人生の引き際 (3)安心の基準の違い
人生の引き際 (3)安心の基準の違い
安心の基準の違い
「高齢者白書 (1)地域で安心して住み続けるために必要なこと」で示した通り、「安心して住み続けるために必要なこと」の上位6項目は次の通りでした。
「近所の人との支え合い」(55.9%)が最も多く、
続いて「家族や親族の援助」(49.9%)、
「かかりつけ医等健康面での受け皿」(42.6%)、
「公的機関からの援助」 (35.2%)、
「移動手段や商業施設などの生活環境の利便」(30.1%)
しかしながら、「人生の引き際 (2)フランス人の生き方」で推察したように、ヨーロッパの国々では、歴史的な経緯から「争いがないこと」が安心して住み続けられることの重要な要因であると思われます。
・・・・すなわち、「安心の基準」が日本人とフランス人とでは大きく異なります。
日本人の安心とは、「安全」を当たり前のこと。
つまり、安全を前提とした「豊かな老後」が暮らせる様々な環境を求めているのではないでしょうか。
争いを避けるために
上記の国レベルの考え方を、個人レベルに落として考えてみましょう。
日本人が地域社会でトラブルを避けて暮らすために、周囲との関わりについて積極的には取り組まないことと考えているのかも知れません。

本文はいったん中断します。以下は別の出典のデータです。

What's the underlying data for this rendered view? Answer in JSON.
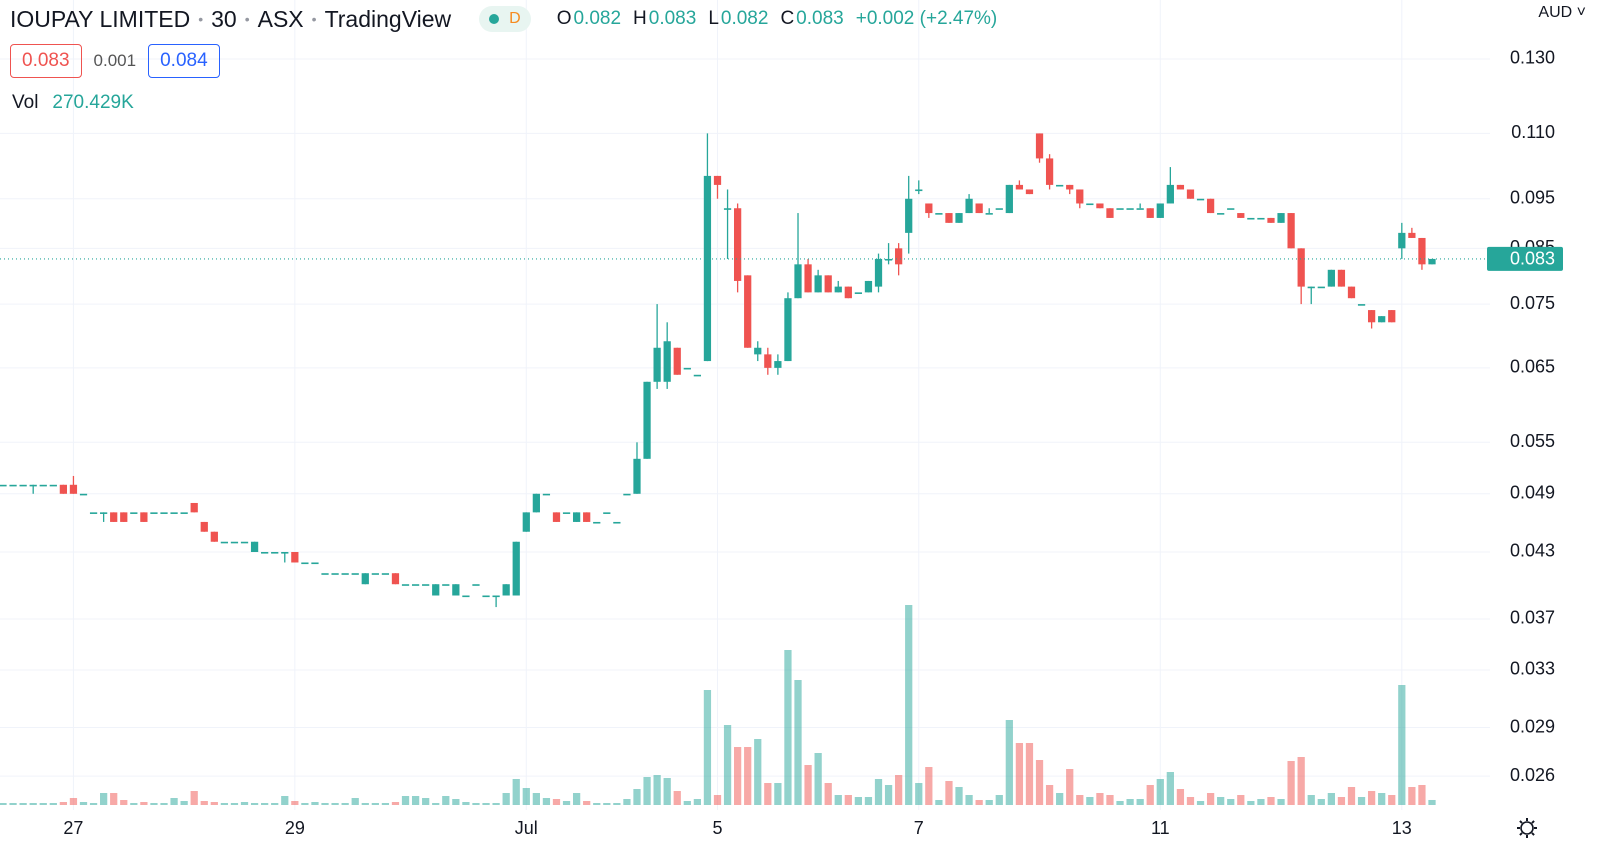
{
  "header": {
    "symbol": "IOUPAY LIMITED",
    "interval": "30",
    "exchange": "ASX",
    "source": "TradingView",
    "status": "D",
    "ohlc": [
      {
        "key": "O",
        "value": "0.082"
      },
      {
        "key": "H",
        "value": "0.083"
      },
      {
        "key": "L",
        "value": "0.082"
      },
      {
        "key": "C",
        "value": "0.083"
      }
    ],
    "change": "+0.002 (+2.47%)",
    "bid": "0.083",
    "spread": "0.001",
    "ask": "0.084",
    "volume_label": "Vol",
    "volume_value": "270.429K",
    "currency": "AUD"
  },
  "chart_data": {
    "type": "candlestick",
    "log_scale": true,
    "grid": true,
    "up_color": "#26a69a",
    "down_color": "#ef5350",
    "ylim": [
      0.0241,
      0.1484
    ],
    "yticks": [
      {
        "value": 0.13,
        "label": "0.130"
      },
      {
        "value": 0.11,
        "label": "0.110"
      },
      0.095,
      0.085,
      0.075,
      0.065,
      0.055,
      0.049,
      0.043,
      0.037,
      0.033,
      0.029,
      0.026
    ],
    "last_price": 0.083,
    "volume_lim": [
      0,
      16200000
    ],
    "categories": [
      null,
      null,
      null,
      null,
      null,
      null,
      null,
      "27",
      null,
      null,
      null,
      null,
      null,
      null,
      null,
      null,
      null,
      null,
      null,
      null,
      null,
      null,
      null,
      null,
      null,
      null,
      null,
      null,
      null,
      "29",
      null,
      null,
      null,
      null,
      null,
      null,
      null,
      null,
      null,
      null,
      null,
      null,
      null,
      null,
      null,
      null,
      null,
      null,
      null,
      null,
      null,
      null,
      "Jul",
      null,
      null,
      null,
      null,
      null,
      null,
      null,
      null,
      null,
      null,
      null,
      null,
      null,
      null,
      null,
      null,
      null,
      null,
      "5",
      null,
      null,
      null,
      null,
      null,
      null,
      null,
      null,
      null,
      null,
      null,
      null,
      null,
      null,
      null,
      null,
      null,
      null,
      null,
      "7",
      null,
      null,
      null,
      null,
      null,
      null,
      null,
      null,
      null,
      null,
      null,
      null,
      null,
      null,
      null,
      null,
      null,
      null,
      null,
      null,
      null,
      null,
      null,
      "11",
      null,
      null,
      null,
      null,
      null,
      null,
      null,
      null,
      null,
      null,
      null,
      null,
      null,
      null,
      null,
      null,
      null,
      null,
      null,
      null,
      null,
      null,
      null,
      "13",
      null,
      null,
      null
    ],
    "open": [
      0.05,
      0.05,
      0.05,
      0.05,
      0.05,
      0.05,
      0.05,
      0.05,
      0.049,
      0.047,
      0.047,
      0.047,
      0.047,
      0.047,
      0.047,
      0.047,
      0.047,
      0.047,
      0.047,
      0.048,
      0.046,
      0.045,
      0.044,
      0.044,
      0.044,
      0.043,
      0.043,
      0.043,
      0.043,
      0.043,
      0.042,
      0.042,
      0.041,
      0.041,
      0.041,
      0.041,
      0.04,
      0.041,
      0.041,
      0.041,
      0.04,
      0.04,
      0.04,
      0.039,
      0.04,
      0.039,
      0.039,
      0.04,
      0.039,
      0.039,
      0.039,
      0.039,
      0.045,
      0.047,
      0.049,
      0.047,
      0.047,
      0.046,
      0.047,
      0.046,
      0.047,
      0.046,
      0.049,
      0.049,
      0.053,
      0.063,
      0.063,
      0.068,
      0.065,
      0.064,
      0.066,
      0.1,
      0.093,
      0.093,
      0.08,
      0.067,
      0.067,
      0.065,
      0.066,
      0.076,
      0.082,
      0.077,
      0.08,
      0.077,
      0.078,
      0.077,
      0.077,
      0.078,
      0.083,
      0.085,
      0.088,
      0.097,
      0.094,
      0.092,
      0.092,
      0.09,
      0.092,
      0.094,
      0.092,
      0.093,
      0.092,
      0.098,
      0.097,
      0.11,
      0.104,
      0.098,
      0.098,
      0.097,
      0.094,
      0.094,
      0.093,
      0.093,
      0.093,
      0.093,
      0.093,
      0.091,
      0.094,
      0.098,
      0.097,
      0.095,
      0.095,
      0.092,
      0.093,
      0.092,
      0.091,
      0.091,
      0.091,
      0.09,
      0.092,
      0.085,
      0.078,
      0.078,
      0.078,
      0.081,
      0.078,
      0.075,
      0.074,
      0.072,
      0.074,
      0.085,
      0.088,
      0.087,
      0.082
    ],
    "high": [
      0.05,
      0.05,
      0.05,
      0.05,
      0.05,
      0.05,
      0.05,
      0.051,
      0.049,
      0.047,
      0.047,
      0.047,
      0.047,
      0.047,
      0.047,
      0.047,
      0.047,
      0.047,
      0.047,
      0.048,
      0.046,
      0.045,
      0.044,
      0.044,
      0.044,
      0.044,
      0.043,
      0.043,
      0.043,
      0.043,
      0.042,
      0.042,
      0.041,
      0.041,
      0.041,
      0.041,
      0.041,
      0.041,
      0.041,
      0.041,
      0.04,
      0.04,
      0.04,
      0.04,
      0.04,
      0.04,
      0.039,
      0.04,
      0.039,
      0.039,
      0.04,
      0.044,
      0.047,
      0.049,
      0.049,
      0.047,
      0.047,
      0.047,
      0.047,
      0.046,
      0.047,
      0.046,
      0.049,
      0.055,
      0.063,
      0.075,
      0.072,
      0.068,
      0.065,
      0.064,
      0.11,
      0.1,
      0.097,
      0.094,
      0.08,
      0.069,
      0.068,
      0.067,
      0.077,
      0.092,
      0.083,
      0.081,
      0.08,
      0.079,
      0.078,
      0.077,
      0.079,
      0.084,
      0.086,
      0.086,
      0.1,
      0.099,
      0.094,
      0.092,
      0.092,
      0.092,
      0.096,
      0.094,
      0.093,
      0.093,
      0.098,
      0.099,
      0.097,
      0.11,
      0.105,
      0.098,
      0.098,
      0.097,
      0.094,
      0.094,
      0.093,
      0.093,
      0.093,
      0.094,
      0.093,
      0.094,
      0.102,
      0.098,
      0.097,
      0.095,
      0.095,
      0.092,
      0.093,
      0.092,
      0.091,
      0.091,
      0.091,
      0.092,
      0.092,
      0.085,
      0.078,
      0.078,
      0.081,
      0.081,
      0.078,
      0.075,
      0.074,
      0.073,
      0.074,
      0.09,
      0.089,
      0.087,
      0.083
    ],
    "low": [
      0.05,
      0.05,
      0.05,
      0.049,
      0.05,
      0.05,
      0.049,
      0.049,
      0.049,
      0.047,
      0.046,
      0.046,
      0.046,
      0.047,
      0.046,
      0.047,
      0.047,
      0.047,
      0.047,
      0.047,
      0.045,
      0.044,
      0.044,
      0.044,
      0.044,
      0.043,
      0.043,
      0.043,
      0.042,
      0.042,
      0.042,
      0.042,
      0.041,
      0.041,
      0.041,
      0.041,
      0.04,
      0.041,
      0.041,
      0.04,
      0.04,
      0.04,
      0.04,
      0.039,
      0.04,
      0.039,
      0.039,
      0.04,
      0.039,
      0.038,
      0.039,
      0.039,
      0.045,
      0.047,
      0.049,
      0.046,
      0.047,
      0.046,
      0.046,
      0.046,
      0.047,
      0.046,
      0.049,
      0.049,
      0.053,
      0.062,
      0.062,
      0.064,
      0.065,
      0.064,
      0.066,
      0.095,
      0.083,
      0.077,
      0.068,
      0.066,
      0.064,
      0.064,
      0.066,
      0.076,
      0.077,
      0.077,
      0.077,
      0.077,
      0.076,
      0.077,
      0.077,
      0.077,
      0.082,
      0.08,
      0.084,
      0.096,
      0.091,
      0.092,
      0.09,
      0.09,
      0.092,
      0.092,
      0.092,
      0.093,
      0.092,
      0.097,
      0.096,
      0.103,
      0.097,
      0.098,
      0.096,
      0.093,
      0.094,
      0.093,
      0.091,
      0.093,
      0.093,
      0.093,
      0.091,
      0.091,
      0.094,
      0.097,
      0.095,
      0.095,
      0.092,
      0.092,
      0.093,
      0.091,
      0.091,
      0.091,
      0.09,
      0.09,
      0.085,
      0.075,
      0.075,
      0.078,
      0.078,
      0.078,
      0.076,
      0.075,
      0.071,
      0.072,
      0.072,
      0.083,
      0.087,
      0.081,
      0.082
    ],
    "close": [
      0.05,
      0.05,
      0.05,
      0.05,
      0.05,
      0.05,
      0.049,
      0.049,
      0.049,
      0.047,
      0.047,
      0.046,
      0.046,
      0.047,
      0.046,
      0.047,
      0.047,
      0.047,
      0.047,
      0.047,
      0.045,
      0.044,
      0.044,
      0.044,
      0.044,
      0.044,
      0.043,
      0.043,
      0.043,
      0.042,
      0.042,
      0.042,
      0.041,
      0.041,
      0.041,
      0.041,
      0.041,
      0.041,
      0.041,
      0.04,
      0.04,
      0.04,
      0.04,
      0.04,
      0.04,
      0.04,
      0.039,
      0.04,
      0.039,
      0.039,
      0.04,
      0.044,
      0.047,
      0.049,
      0.049,
      0.046,
      0.047,
      0.047,
      0.046,
      0.046,
      0.047,
      0.046,
      0.049,
      0.053,
      0.063,
      0.068,
      0.069,
      0.064,
      0.065,
      0.064,
      0.1,
      0.098,
      0.093,
      0.079,
      0.068,
      0.068,
      0.065,
      0.066,
      0.076,
      0.082,
      0.077,
      0.08,
      0.077,
      0.078,
      0.076,
      0.077,
      0.079,
      0.083,
      0.083,
      0.082,
      0.095,
      0.097,
      0.092,
      0.092,
      0.09,
      0.092,
      0.095,
      0.092,
      0.092,
      0.093,
      0.098,
      0.097,
      0.096,
      0.104,
      0.098,
      0.098,
      0.097,
      0.094,
      0.094,
      0.093,
      0.091,
      0.093,
      0.093,
      0.093,
      0.091,
      0.094,
      0.098,
      0.097,
      0.095,
      0.095,
      0.092,
      0.092,
      0.093,
      0.091,
      0.091,
      0.091,
      0.09,
      0.092,
      0.085,
      0.078,
      0.078,
      0.078,
      0.081,
      0.078,
      0.076,
      0.075,
      0.072,
      0.073,
      0.072,
      0.088,
      0.087,
      0.082,
      0.083
    ],
    "volume": [
      108000,
      108000,
      108000,
      108000,
      108000,
      108000,
      162000,
      378000,
      162000,
      108000,
      648000,
      648000,
      270000,
      108000,
      162000,
      108000,
      108000,
      378000,
      216000,
      756000,
      216000,
      162000,
      108000,
      108000,
      162000,
      108000,
      108000,
      108000,
      486000,
      216000,
      108000,
      162000,
      108000,
      108000,
      108000,
      378000,
      108000,
      108000,
      108000,
      162000,
      486000,
      486000,
      378000,
      108000,
      486000,
      324000,
      162000,
      108000,
      108000,
      108000,
      648000,
      1404000,
      918000,
      648000,
      378000,
      324000,
      216000,
      648000,
      216000,
      108000,
      108000,
      108000,
      324000,
      864000,
      1512000,
      1620000,
      1458000,
      756000,
      216000,
      324000,
      6210000,
      540000,
      4320000,
      3132000,
      3132000,
      3564000,
      1188000,
      1188000,
      8370000,
      6750000,
      2160000,
      2808000,
      1188000,
      540000,
      540000,
      432000,
      432000,
      1404000,
      1080000,
      1620000,
      10800000,
      1188000,
      2052000,
      270000,
      1296000,
      972000,
      540000,
      270000,
      270000,
      540000,
      4590000,
      3348000,
      3348000,
      2430000,
      1080000,
      648000,
      1944000,
      540000,
      432000,
      648000,
      540000,
      216000,
      324000,
      324000,
      1080000,
      1404000,
      1782000,
      864000,
      432000,
      216000,
      648000,
      432000,
      324000,
      540000,
      216000,
      324000,
      432000,
      324000,
      2376000,
      2592000,
      540000,
      324000,
      648000,
      432000,
      972000,
      432000,
      756000,
      648000,
      540000,
      6480000,
      972000,
      1080000,
      270429
    ]
  }
}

その結果、地域における人間関係では、どうしても表面的な関係になってしまいます。
しかし、何かの地域の問題について地域や近所で話し合わなければ解決できない問題があった時、あるいは災害時のように地域で取り組まなければならない時、深く議論することで信頼関係が築けることもあれば、感情的な対立となって返って関係がギクシャクしてしまうこともあります。
夫婦関係でも類似の面があるのではないでしょうか。
・・・・この部分を何とか「互いを尊重しながら乗り越える努力」をしなければ、信頼関係を築くことは難しいのではないでしょうか。
言い換えれば、トラブルを避けるために面倒な問題を先送りして表面的な関係に留まるか、あるいは互いの意見を尊重しながらより良い方向性を見いだせるかに関わっているのではないでしょうか。
このことが、「死を迎える高齢期や終末期」において、もし一人暮らしであった場合には自立した生活を維持できているかどうかの事態をも想定した準備をしておかれるなら、何ら問題はありません。
その理由は、「争いを避けるため」に周囲と関わりを持たないようにする事が、結果的に「孤立」することになってしまう可能性が広げられるからです。
・・・都市部における孤独死はその結果ではないでしょうか。
他方、見方を変えるなら「周囲との関係を維持することで、争いが避けられるだけでなく、信頼関係や安心が維持されることで孤立を避けられる」可能性が生まれます。